American Flag from A Flag, An Anthem and a Letter by John Adams

Yesterday, July 4, 2026, was the 250th anniversary of the Declaration of Independence. Our family was  present and helped secure the flagpole,. Then two of our grandchildren raised the flag to the top of the pole while our national anthem played.

I remember celebrating our 200th anniversary in my little hometown of Winnebago, Minnesota. There was a huge parade, I marched in the band, and there were plenty of ways to celebrate throughout the day. Fortunately, I was blissfully unaware of the political climate at that time.

Fifty years later, I’m older and painfully aware of the political climate. There is so much rhetoric now, and events far sadder than I could have imagined that 18th summer of my youth.

American Flag from A Flag, An Anthem and a Letter by John Adams

The Star Spangled Banner

What hasn’t changed is my love for that flag and for this country. Our national anthem carries that love in the words themselves. The Star Spangled Banner actually has four verses, though we only ever sing the first. Every verse ends the same way, with that banner still waving over a free and brave land. The final two lines read: “And the star-spangled banner in triumph shall wave, O’er the land of the free and the home of the brave!”

That freedom was hard fought. So many sacrificed for it 250 years ago, and so many still stand ready to do the same if called.

Watching fireworks July 4, 2026

The Great Anniversary Festival

John Adams understood that cost before almost anyone. He wrote the following to his wife Abigail on July 3, 1776, one day after Congress voted for independence and one day before the Declaration’s final wording was adopted. It was his certain opinion Americans would celebrate that vote forever. (John Adams was correct, but he had the date wrong. Instead of July 2nd, we celebrate July 4th.)

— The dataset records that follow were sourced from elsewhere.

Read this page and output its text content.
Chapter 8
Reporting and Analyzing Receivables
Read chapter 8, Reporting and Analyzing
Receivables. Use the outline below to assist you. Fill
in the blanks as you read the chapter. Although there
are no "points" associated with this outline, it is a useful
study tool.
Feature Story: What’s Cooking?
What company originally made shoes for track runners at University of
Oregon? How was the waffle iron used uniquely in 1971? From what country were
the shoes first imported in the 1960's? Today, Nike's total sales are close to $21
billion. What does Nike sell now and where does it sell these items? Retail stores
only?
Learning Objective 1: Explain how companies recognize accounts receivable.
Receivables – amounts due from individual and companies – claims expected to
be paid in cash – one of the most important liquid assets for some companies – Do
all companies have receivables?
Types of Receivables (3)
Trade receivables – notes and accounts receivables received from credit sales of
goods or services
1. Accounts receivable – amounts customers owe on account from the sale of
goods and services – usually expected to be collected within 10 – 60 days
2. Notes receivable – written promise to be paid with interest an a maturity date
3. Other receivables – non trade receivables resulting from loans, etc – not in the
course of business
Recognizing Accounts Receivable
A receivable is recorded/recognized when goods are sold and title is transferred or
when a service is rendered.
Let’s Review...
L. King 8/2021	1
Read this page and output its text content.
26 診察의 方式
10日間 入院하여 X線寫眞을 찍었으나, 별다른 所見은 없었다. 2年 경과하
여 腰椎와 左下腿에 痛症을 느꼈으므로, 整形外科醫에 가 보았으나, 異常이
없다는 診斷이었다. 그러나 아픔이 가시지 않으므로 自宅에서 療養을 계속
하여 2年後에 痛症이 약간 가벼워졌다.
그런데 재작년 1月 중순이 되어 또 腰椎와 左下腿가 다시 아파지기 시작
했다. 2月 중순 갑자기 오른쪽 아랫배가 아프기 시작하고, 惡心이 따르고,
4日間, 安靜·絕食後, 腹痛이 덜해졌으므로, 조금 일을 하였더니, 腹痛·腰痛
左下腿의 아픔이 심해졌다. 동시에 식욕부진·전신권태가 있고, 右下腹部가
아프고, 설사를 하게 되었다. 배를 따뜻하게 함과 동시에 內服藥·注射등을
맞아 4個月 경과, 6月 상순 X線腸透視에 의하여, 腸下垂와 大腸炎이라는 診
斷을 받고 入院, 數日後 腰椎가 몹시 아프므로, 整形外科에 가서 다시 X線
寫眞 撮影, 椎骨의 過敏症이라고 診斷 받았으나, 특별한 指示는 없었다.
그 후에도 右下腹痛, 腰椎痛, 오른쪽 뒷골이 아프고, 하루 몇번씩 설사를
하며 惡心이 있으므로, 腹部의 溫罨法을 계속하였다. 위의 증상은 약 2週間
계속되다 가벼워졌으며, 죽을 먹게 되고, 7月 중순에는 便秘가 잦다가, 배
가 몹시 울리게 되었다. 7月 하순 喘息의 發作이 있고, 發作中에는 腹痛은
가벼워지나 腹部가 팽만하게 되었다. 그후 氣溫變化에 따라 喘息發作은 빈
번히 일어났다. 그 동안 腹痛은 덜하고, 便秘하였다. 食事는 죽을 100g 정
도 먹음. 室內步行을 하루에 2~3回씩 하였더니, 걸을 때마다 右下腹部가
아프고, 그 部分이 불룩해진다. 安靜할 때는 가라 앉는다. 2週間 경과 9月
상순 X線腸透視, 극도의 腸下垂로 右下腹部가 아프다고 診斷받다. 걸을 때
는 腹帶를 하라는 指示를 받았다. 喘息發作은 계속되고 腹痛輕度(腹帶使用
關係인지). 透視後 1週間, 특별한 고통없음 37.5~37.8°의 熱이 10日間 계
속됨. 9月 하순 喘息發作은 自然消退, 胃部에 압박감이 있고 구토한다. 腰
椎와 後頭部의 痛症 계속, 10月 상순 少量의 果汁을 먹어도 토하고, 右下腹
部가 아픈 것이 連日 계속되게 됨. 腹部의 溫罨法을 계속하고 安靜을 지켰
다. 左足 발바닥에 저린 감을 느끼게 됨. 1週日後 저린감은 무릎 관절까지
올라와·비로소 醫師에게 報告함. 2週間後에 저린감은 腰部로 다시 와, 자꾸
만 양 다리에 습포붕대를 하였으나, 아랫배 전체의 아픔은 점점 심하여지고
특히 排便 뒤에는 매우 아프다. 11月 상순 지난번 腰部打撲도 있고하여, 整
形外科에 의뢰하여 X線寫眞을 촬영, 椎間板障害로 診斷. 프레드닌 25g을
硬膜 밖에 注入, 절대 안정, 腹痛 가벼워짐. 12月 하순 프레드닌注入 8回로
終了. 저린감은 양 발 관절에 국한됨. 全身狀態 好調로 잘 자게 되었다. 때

“I am apt to believe that it will be celebrated, by succeeding Generations, as the great anniversary Festival. It ought to be commemorated, as the Day of Deliverance by solemn Acts of Devotion to God Almighty. It ought to be solemnized with Pomp and Parade, with Shews, Games, Sports, Guns, Bells, Bonfires and Illuminations from one End of this Continent to the other from this Time forward forever more.

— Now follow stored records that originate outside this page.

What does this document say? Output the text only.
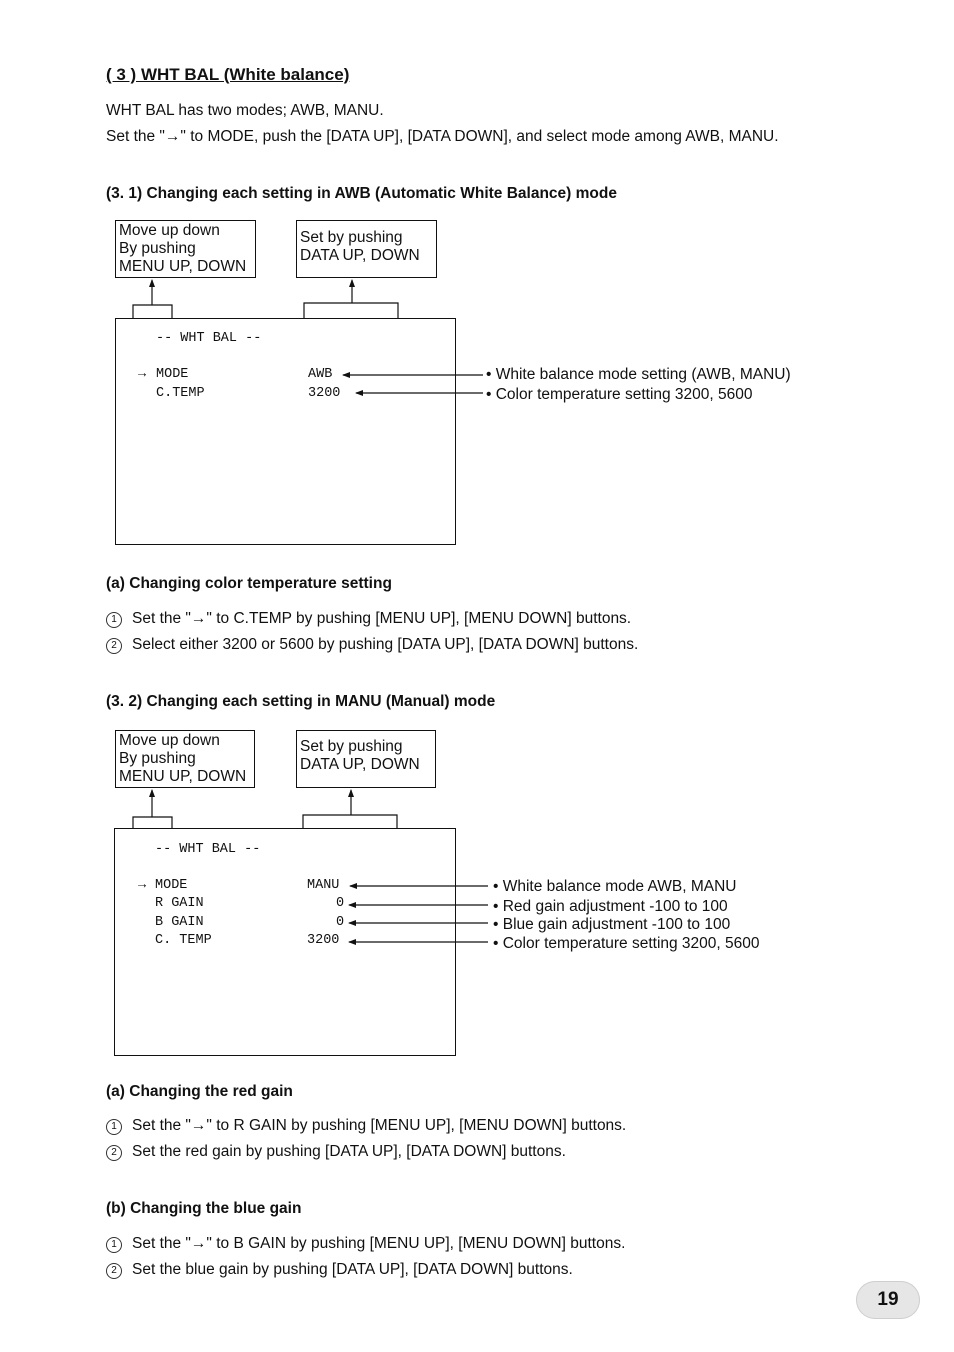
( 3 ) WHT BAL (White balance)
WHT BAL has two modes; AWB, MANU.
Set the "→" to MODE, push the [DATA UP], [DATA DOWN], and select mode among AWB, MANU.
(3. 1) Changing each setting in AWB (Automatic White Balance) mode
Move up down
By pushing
MENU UP, DOWN
Set by pushing
DATA UP, DOWN
-- WHT BAL --
→ MODE	AWB
C.TEMP	3200
• White balance mode setting (AWB, MANU)
• Color temperature setting 3200, 5600
(a) Changing color temperature setting
1 Set the "→" to C.TEMP by pushing [MENU UP], [MENU DOWN] buttons.
2 Select either 3200 or 5600 by pushing [DATA UP], [DATA DOWN] buttons.
(3. 2) Changing each setting in MANU (Manual) mode
Move up down
By pushing
MENU UP, DOWN
Set by pushing
DATA UP, DOWN
-- WHT BAL --
→ MODE	MANU
R GAIN	0
B GAIN	0
C. TEMP	3200
• White balance mode AWB, MANU
• Red gain adjustment -100 to 100
• Blue gain adjustment -100 to 100
• Color temperature setting 3200, 5600
(a) Changing the red gain
1 Set the "→" to R GAIN by pushing [MENU UP], [MENU DOWN] buttons.
2 Set the red gain by pushing [DATA UP], [DATA DOWN] buttons.
(b) Changing the blue gain
1 Set the "→" to B GAIN by pushing [MENU UP], [MENU DOWN] buttons.
2 Set the blue gain by pushing [DATA UP], [DATA DOWN] buttons.
19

“You will think me transported with Enthusiasm but I am not. I am well aware of the Toil and Blood and Treasure, that it will cost Us to maintain this Declaration, and support and defend these States. Yet through all the Gloom I can see the Rays of ravishing Light and Glory. I can see that the End is more than worth all the Means. And that Posterity will tryumph in that Days Transaction, even altho We should rue it, which I trust in God We shall not.”

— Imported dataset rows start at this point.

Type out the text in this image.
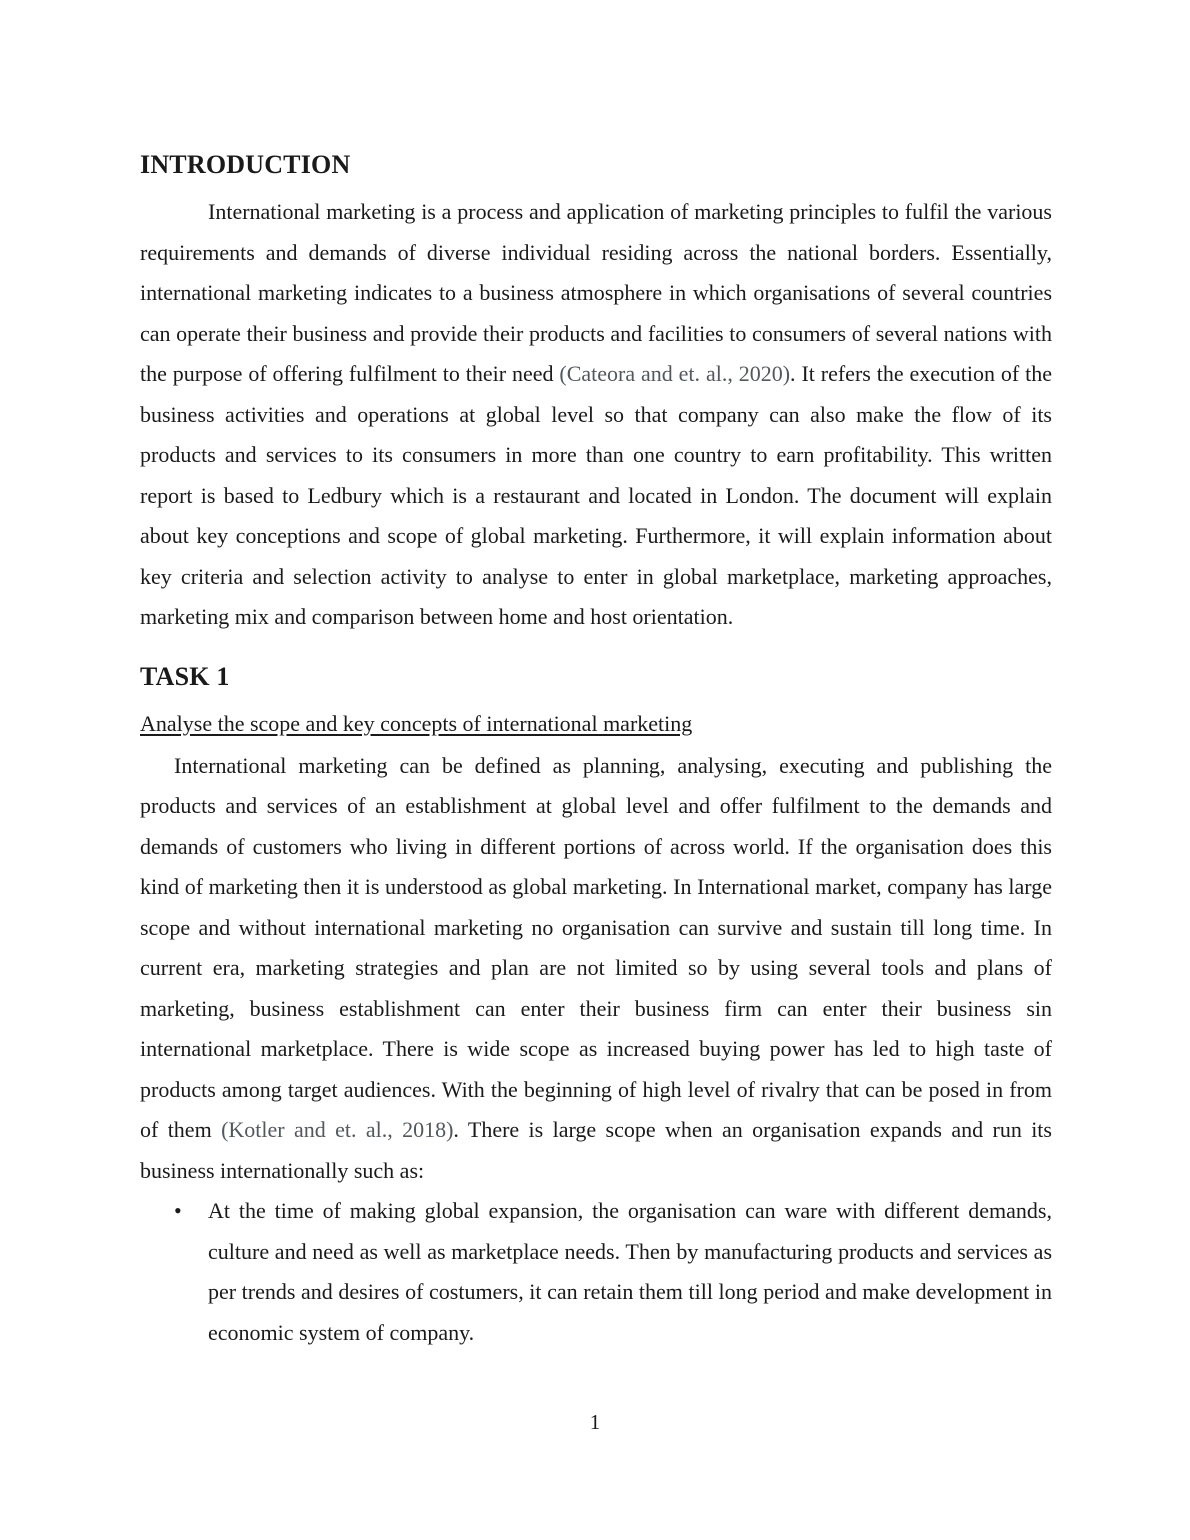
INTRODUCTION

International marketing is a process and application of marketing principles to fulfil the various requirements and demands of diverse individual residing across the national borders. Essentially, international marketing indicates to a business atmosphere in which organisations of several countries can operate their business and provide their products and facilities to consumers of several nations with the purpose of offering fulfilment to their need (Cateora and et. al., 2020). It refers the execution of the business activities and operations at global level so that company can also make the flow of its products and services to its consumers in more than one country to earn profitability. This written report is based to Ledbury which is a restaurant and located in London. The document will explain about key conceptions and scope of global marketing. Furthermore, it will explain information about key criteria and selection activity to analyse to enter in global marketplace, marketing approaches, marketing mix and comparison between home and host orientation.

TASK 1
Analyse the scope and key concepts of international marketing

International marketing can be defined as planning, analysing, executing and publishing the products and services of an establishment at global level and offer fulfilment to the demands and demands of customers who living in different portions of across world. If the organisation does this kind of marketing then it is understood as global marketing. In International market, company has large scope and without international marketing no organisation can survive and sustain till long time. In current era, marketing strategies and plan are not limited so by using several tools and plans of marketing, business establishment can enter their business firm can enter their business sin international marketplace. There is wide scope as increased buying power has led to high taste of products among target audiences. With the beginning of high level of rivalry that can be posed in from of them (Kotler and et. al., 2018). There is large scope when an organisation expands and run its business internationally such as:

• At the time of making global expansion, the organisation can ware with different demands, culture and need as well as marketplace needs. Then by manufacturing products and services as per trends and desires of costumers, it can retain them till long period and make development in economic system of company.
1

American Flag from A Flag, An Anthem and a Letter by John Adams

Adams signed his name to the Declaration of a nation still unformed. He risked a charge of treason if the revolution failed. We risked nothing yesterday except the effort to dig a hole and raise a pole. Our two grandchildren lifted the  flag with their own small hands. That is their inheritance, carried from Adams’ pen in 1776 to their hands on an afternoon 250 years later.